In relation to Java SE, there is news worth mentioning. Oracle also plans to bring significant changes in the use and redistribution of Java SE. Donanld Smith, Senior Director of Product Management, provides the following summary of their plan:

  • Oracle is proposing to increase the release cadence of Java SE to every six months.
  • Oracle will simplify how developers, customers, and consumers use Java SE.
    • Starting with JDK 9 GA, Oracle plans to ship OpenJDK builds under the GPL.
    • Oracle has proposed a time-driven release model for Java SE instead of the historical feature-driven model.
    • Oracle JDK will contribute previously commercial features such as Java Flight Recorder to OpenJDK.
    • Oracle will work with other OpenJDK contributors to make the community infrastructure complete, modern, and accessible.
  • The Oracle JDK will continue as a commercial long term support, offering the following features:
    • The Oracle JDK primarily will be for commercial and support customers once OpenJDK binaries are interchangeable with the Oracle JDK (target date, late 2018).
    • Oracle will continue to enhance the packaging and distributing of complete ready-to-run applications.

The plans to ship OpenJDK under GPL builds can have significant impact on the product development in the Java platform. Soon, there will be no technical difference in binaries of OpenJDK and OracleJDK. Initially, this will be offered in Linux x64 binaries only. And, the binaries for MacOS and Windows subsequently will be offered. The GPL will empower developers to be free to develop and distribute Java product targeting any devices without worrying about additional licensing.

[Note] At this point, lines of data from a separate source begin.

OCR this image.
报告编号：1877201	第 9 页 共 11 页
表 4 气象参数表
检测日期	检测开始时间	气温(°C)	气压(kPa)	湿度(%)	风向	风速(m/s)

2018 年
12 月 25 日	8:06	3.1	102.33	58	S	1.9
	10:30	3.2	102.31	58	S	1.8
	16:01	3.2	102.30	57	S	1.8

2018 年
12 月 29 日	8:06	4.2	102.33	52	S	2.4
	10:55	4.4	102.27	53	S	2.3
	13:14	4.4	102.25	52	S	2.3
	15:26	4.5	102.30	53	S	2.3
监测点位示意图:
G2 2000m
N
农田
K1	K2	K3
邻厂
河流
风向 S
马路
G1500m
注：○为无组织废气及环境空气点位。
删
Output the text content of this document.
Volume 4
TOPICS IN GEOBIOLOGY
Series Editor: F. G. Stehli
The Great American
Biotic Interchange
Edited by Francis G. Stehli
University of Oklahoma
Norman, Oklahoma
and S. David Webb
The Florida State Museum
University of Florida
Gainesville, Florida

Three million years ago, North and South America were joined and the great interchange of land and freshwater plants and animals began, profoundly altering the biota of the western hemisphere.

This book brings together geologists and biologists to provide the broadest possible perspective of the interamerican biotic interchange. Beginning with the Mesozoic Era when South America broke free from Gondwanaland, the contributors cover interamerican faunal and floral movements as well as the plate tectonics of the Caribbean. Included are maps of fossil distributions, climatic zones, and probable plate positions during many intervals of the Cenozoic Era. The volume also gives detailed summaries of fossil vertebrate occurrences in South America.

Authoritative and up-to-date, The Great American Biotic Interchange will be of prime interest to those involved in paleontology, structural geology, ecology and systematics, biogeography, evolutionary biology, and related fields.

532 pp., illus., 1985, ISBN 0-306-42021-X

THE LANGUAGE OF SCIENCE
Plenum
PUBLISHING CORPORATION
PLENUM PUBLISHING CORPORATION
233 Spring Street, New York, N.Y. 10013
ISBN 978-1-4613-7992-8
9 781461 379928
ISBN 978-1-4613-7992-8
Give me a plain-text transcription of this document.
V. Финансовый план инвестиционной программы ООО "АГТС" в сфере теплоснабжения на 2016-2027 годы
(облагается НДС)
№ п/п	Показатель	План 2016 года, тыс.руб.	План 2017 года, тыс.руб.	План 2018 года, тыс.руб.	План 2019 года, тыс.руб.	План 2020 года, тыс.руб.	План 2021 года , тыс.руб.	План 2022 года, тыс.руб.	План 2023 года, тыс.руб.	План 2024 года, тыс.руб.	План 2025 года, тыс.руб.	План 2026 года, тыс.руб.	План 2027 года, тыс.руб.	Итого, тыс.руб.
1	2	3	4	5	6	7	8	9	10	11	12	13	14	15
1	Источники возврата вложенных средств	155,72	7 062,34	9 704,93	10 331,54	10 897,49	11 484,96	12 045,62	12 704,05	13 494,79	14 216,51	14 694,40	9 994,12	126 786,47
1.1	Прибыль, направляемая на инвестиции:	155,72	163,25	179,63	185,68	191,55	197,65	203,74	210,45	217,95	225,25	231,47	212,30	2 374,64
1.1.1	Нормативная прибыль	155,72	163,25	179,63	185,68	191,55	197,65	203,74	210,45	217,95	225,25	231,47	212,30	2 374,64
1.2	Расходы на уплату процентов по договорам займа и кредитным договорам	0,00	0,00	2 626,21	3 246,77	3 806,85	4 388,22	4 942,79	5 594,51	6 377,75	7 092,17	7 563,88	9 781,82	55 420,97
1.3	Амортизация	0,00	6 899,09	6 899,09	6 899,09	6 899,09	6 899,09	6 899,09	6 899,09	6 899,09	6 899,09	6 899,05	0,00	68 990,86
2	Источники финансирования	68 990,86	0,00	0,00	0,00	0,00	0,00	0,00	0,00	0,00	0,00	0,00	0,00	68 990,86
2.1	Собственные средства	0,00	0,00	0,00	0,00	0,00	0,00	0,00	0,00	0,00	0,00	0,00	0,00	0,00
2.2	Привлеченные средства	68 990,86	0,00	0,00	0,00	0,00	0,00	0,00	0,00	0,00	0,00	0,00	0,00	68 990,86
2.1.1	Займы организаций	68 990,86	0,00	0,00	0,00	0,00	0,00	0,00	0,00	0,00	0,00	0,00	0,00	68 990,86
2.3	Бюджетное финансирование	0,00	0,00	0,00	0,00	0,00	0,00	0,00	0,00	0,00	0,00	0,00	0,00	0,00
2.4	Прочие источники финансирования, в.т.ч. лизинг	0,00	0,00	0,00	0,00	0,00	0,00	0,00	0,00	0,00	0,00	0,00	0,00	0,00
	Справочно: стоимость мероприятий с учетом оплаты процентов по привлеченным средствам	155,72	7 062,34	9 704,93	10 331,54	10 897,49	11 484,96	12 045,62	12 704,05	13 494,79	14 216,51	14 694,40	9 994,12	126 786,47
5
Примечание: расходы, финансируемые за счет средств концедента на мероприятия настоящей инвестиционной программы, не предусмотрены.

Currently, OpenJDK is released under the GPL v2 whereas Oracle JDK is licensed under the Oracle Binary Code License Agreement. They have the same library API implementation. However, there is a significant difference in the JRE offered. The Oracle JDK includes a few more extra libraries that are closed, such as the font library. The Open JDK uses the open libraries only. Whether Oracle going to drop those extra libraries to accommodate under GPL is remains to be seen.

Conclusion

The overall picture seems promising. The decisions taken by Oracle are commendable. Henceforth, the Eclipse Foundation will be decisive of the future course of innovation in Java EE. In the field of technology, changes in hand are common; it only remains to be seen how ably they are handled. Java SE also will see some new changes. Perhaps, Oracle is moving towards the dream that James Gosling has to free Java once and for all.